Ohio District Court Adopts the Constructive Notice Rule.

In a case involving the Toledo Area UAW Retirement Income Plan, the court refused to accept the buyer’s argument that successor liability could not be imposed because the buyer did not know about the withdrawal liability. The court determined that the buyer should have known that the sellers had already withdrawn from the plan and were obligated to make withdrawal liability payments pursuant to a written agreement. In this case, there was testimony regarding the review by the buyer’s attorneys, who had not identified this liability exposure even though they had an attorney identified as an ERISA expert advising the corporate lawyer on the deal.

Sellers Also Held Liable.

Going a step beyond the Heavenly Hana court, the court in Ohio also found the sellers liable under a provision of ERISA that permits the court to ignore transactions intended to evade withdrawal liability.  They had kept cash from the sales of the business’ assets, which they used for personal expenses, and taken possession of cars used in the business rather than repaying the plan.  The sellers were required to repay that money to the withdrawn employer for payment to the plan.

But Did the Buyer Continue the Business?

Continuity of business operations is a separate element that must be proved to establish successor liability. However, the Ohio court didn’t rule at this time on whether the buyers continued the business. Factors such as the extent to which the buyer hired the employees and management of the business and whether customers were retained will be reviewed at trial. The Seventh Circuit in its Man Web decision, discussed in Part 1, found continuity of operations even when the purchased assets were used in a business that formed only a part of the buyer’s operations, and the Ohio court faces this issue as well.

PBGC v. Findlay Industries.

While most of the successor liability cases have been issued regarding multiemployer plan liability, in Findlay, the PBGC succeeded in holding family members and a trust liable for single employer plan termination liability under an expanded definition of “trade or business”.  Following a business shutdown, the founder created an irrevocable trust run by his sons to which he transferred assets which were then leased back to him. The court determined that even passive leasing is a trade or business  responsible for liability under Title IV of ERISA. The founder’s son created successor businesses that were also liable because they took over the same land, hired many of the same employees, and sold to Findlay’s largest customer. The court found that ERISA required looking at substance over form.

While Findlay did not involve arms’ length transactions (which might have entitled the PBGC to pursue sellers under Section 4069), it provides ammunition for plaintiffs seeking to rely on the common law of successor liability.

How Can Buyers Protect Themselves?

·       Thoroughly investigate potential Title IV liabilities prior to the closing.  Will seller be terminating a plan or have a withdrawal at closing because it will no longer contribute to the plan?  (Note that a reduction in multiemployer plan contributions can result in liability for a partial withdrawal)

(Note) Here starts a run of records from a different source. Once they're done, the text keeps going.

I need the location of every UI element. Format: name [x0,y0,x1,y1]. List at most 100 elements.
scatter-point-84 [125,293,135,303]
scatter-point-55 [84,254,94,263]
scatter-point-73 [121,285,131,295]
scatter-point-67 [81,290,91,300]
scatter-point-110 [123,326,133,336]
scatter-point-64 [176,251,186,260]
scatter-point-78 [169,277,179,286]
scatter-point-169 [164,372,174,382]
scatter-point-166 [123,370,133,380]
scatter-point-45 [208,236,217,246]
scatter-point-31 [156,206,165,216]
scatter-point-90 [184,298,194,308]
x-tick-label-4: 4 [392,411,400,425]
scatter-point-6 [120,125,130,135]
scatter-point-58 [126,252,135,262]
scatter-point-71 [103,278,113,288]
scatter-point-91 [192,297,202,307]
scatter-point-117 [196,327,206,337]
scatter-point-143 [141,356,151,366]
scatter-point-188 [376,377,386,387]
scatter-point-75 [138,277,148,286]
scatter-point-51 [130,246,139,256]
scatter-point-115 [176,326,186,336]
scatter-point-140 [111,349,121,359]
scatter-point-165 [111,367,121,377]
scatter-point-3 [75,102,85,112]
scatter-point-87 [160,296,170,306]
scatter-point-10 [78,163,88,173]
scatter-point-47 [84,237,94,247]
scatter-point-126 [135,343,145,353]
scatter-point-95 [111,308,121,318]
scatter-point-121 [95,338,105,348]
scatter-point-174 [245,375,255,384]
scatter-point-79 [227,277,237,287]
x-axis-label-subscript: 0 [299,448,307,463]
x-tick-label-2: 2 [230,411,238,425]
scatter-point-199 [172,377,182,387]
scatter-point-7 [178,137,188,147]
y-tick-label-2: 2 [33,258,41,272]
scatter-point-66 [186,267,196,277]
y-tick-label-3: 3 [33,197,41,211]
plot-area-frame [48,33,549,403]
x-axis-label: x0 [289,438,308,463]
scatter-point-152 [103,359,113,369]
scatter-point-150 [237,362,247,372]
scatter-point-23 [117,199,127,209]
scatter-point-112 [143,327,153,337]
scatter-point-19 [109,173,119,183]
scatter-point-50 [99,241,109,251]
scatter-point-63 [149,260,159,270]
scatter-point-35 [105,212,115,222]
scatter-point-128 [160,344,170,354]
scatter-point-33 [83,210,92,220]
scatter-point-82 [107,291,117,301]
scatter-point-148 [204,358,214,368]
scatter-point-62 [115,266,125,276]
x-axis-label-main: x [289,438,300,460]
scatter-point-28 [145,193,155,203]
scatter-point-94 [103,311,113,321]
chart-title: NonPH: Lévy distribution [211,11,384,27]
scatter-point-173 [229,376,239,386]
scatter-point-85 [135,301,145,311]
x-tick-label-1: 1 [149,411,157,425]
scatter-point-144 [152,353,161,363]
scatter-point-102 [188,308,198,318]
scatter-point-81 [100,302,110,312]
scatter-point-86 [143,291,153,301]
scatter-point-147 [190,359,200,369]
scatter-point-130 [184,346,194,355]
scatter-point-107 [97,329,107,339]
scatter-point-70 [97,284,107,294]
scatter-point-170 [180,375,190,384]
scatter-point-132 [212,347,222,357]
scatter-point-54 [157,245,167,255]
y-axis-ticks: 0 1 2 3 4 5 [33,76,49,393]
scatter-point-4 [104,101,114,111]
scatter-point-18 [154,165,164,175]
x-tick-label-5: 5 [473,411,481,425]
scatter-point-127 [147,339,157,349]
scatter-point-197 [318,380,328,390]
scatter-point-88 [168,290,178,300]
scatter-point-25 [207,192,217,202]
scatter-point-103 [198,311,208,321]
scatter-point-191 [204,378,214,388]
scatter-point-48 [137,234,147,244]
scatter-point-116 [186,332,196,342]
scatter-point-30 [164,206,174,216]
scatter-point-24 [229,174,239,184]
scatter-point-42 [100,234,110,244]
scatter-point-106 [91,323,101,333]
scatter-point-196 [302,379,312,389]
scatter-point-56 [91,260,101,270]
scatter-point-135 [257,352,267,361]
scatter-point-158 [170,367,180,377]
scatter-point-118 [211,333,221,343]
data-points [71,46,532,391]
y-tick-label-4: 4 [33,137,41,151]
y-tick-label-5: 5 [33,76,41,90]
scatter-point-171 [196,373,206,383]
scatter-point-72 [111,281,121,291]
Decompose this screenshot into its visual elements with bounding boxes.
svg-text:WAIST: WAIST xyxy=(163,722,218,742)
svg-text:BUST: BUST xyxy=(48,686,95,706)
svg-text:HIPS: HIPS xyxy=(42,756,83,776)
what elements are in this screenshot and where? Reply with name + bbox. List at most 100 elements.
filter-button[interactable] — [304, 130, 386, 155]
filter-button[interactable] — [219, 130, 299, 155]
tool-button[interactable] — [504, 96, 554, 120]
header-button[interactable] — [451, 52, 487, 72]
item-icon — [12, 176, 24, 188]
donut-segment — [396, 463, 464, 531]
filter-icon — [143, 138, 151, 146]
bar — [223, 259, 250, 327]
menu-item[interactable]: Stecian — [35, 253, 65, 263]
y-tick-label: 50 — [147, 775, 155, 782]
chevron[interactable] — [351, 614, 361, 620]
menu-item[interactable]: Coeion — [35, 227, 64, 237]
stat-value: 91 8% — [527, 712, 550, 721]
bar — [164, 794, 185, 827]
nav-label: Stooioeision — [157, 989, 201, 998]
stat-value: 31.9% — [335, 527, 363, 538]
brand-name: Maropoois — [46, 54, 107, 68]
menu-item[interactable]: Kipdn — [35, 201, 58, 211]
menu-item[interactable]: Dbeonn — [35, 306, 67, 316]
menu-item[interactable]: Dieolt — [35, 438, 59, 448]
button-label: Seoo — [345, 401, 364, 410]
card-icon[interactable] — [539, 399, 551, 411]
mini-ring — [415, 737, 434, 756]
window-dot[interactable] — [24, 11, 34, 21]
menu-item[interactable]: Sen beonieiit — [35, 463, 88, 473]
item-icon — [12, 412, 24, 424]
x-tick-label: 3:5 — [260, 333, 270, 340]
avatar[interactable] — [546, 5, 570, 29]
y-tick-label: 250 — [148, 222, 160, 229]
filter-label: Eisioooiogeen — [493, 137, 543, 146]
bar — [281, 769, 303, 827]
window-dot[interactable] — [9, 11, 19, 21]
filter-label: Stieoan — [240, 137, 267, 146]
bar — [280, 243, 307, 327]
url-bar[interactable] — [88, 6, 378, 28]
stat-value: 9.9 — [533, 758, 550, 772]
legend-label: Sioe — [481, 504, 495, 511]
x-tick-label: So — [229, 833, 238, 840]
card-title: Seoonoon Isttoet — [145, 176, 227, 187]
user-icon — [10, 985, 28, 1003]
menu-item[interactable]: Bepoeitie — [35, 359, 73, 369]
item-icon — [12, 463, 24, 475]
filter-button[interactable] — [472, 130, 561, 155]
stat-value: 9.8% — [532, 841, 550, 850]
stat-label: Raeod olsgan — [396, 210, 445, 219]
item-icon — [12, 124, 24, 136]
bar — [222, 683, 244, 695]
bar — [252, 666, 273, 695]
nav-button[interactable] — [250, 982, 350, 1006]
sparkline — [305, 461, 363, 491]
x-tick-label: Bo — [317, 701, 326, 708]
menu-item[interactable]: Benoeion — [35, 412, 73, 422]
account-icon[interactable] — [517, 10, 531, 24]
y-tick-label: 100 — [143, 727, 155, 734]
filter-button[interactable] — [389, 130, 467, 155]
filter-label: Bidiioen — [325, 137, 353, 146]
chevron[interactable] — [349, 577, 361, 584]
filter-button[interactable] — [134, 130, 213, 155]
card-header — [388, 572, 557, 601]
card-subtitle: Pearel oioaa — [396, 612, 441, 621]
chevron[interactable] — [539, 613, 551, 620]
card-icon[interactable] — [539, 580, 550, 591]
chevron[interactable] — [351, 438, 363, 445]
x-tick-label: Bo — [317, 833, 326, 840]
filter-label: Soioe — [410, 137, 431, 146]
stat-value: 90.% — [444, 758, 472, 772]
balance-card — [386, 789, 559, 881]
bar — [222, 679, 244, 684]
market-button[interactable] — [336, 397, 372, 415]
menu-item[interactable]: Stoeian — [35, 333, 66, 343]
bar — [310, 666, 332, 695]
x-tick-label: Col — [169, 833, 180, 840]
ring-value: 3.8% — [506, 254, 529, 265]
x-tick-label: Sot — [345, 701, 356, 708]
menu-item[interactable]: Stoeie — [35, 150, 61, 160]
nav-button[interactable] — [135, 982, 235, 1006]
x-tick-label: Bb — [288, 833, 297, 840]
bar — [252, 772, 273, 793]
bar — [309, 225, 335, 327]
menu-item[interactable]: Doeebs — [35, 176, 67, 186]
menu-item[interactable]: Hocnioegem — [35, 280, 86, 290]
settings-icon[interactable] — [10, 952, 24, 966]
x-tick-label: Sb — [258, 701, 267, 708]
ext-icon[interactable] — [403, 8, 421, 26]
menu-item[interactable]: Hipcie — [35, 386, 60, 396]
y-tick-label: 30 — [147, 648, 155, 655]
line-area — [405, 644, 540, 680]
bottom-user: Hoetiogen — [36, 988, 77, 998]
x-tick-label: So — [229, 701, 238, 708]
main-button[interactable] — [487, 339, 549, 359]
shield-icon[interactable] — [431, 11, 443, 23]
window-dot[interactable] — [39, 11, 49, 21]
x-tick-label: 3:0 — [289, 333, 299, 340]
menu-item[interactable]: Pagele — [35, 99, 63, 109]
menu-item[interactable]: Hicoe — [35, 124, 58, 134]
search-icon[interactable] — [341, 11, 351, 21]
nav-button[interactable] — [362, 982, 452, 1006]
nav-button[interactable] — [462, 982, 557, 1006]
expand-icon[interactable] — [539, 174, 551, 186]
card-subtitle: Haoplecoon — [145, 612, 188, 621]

·       With an actuary’s help, review the plan’s funding notices and status and any available liability estimate from the plan.  

·       Investigate the seller’s financial situation to assess the likelihood that seller will not pay any pension liability assessment.

·       Consider special purchase agreement provisions: a covenant that sellers will pay withdrawal liability assessments, broad indemnification rights, and purchase price adjustments. It may be appropriate to establish an escrow account to cover potential liability. 

·       Be cautious about using ERISA Section 4204 to avoid a withdrawal on the sale. This will obligate the buyer to continue to contribute to a multiemployer plan and can result in higher liability if the buyer withdraws from the plan after the closing.

·       Investigate whether protective insurance is available.